A recapitalization can get business owners higher prices because private equity firms usually buy, build and sell a company within three to seven years and want to build value to maximize future profits. Recapitalizations require the owner to keep a share of the business, and when it is sold again, they’re able to cash out the rest of their portion.

If the business has doubled or tripled in value, the share they’ve left in the business could even exceed the initial sale price, Beagle said.

Recapitalizing with a private equity group also gives business owners access to the group’s employees, who often have extensive managerial and executive experience. Those executives can help plan the company’s future, Mitman said.

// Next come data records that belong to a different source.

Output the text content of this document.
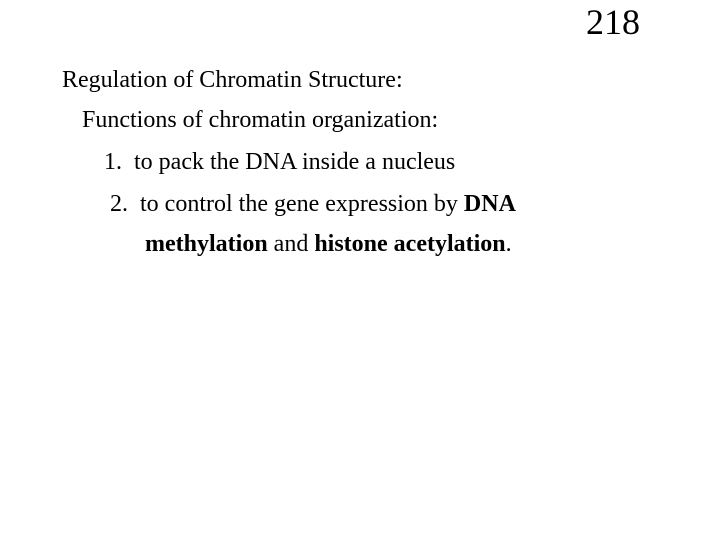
218
Regulation of Chromatin Structure:
Functions of chromatin organization:
1. to pack the DNA inside a nucleus
2. to control the gene expression by DNA
methylation and histone acetylation.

“A lot of business owners don’t have a succession plan,” Mitman said. “And private equity guys have experience in hiring and firing management teams. They can help you select and groom a new team.”

By recapitalizing with a private equity group, owners of small businesses may be more willing to take some risks to achieve long-term success, Beagle and Mitman said.

Private equity groups are playing the biggest role in the growing popularity of recapitalizations, said Robert Bellin, chairman emeritus of the board of directors at Milwaukee-based Reinhart Boerner Van Duren S.C. Bellin routinely consults clients on business formation, licensing, succession planning, recapitalization, acquisition and divestitures. However, real estate investment trusts (REITs) and employee stock ownership programs also have helped drive interest in recapitalizations, he said.

A partial sale often works best for business owners who have started their companies from scratch and can’t bear to step away.

“There’s always a balance between people that built a business,” he said “They can’t bring themselves to part with it, but they have a desire to take some of their money out.”

Interest in recapitalizations will continue as long as private equity buyers have an appetite for healthy companies, Bellin, Mitman and Beagle said. And private equity doesn’t show any signs of slowing down its levels of activity now – because interest rates are still low, banks are still willing to lend money and private equity groups still have large amounts of money to spend.

“It will all continue until we get a correction,” Bellin said. “The question is when and what that will be. That’s the least of our worries – we had an oil crisis, and that stabilized. The market’s back on track. One thing you can count on is that it’s something we don’t expect.”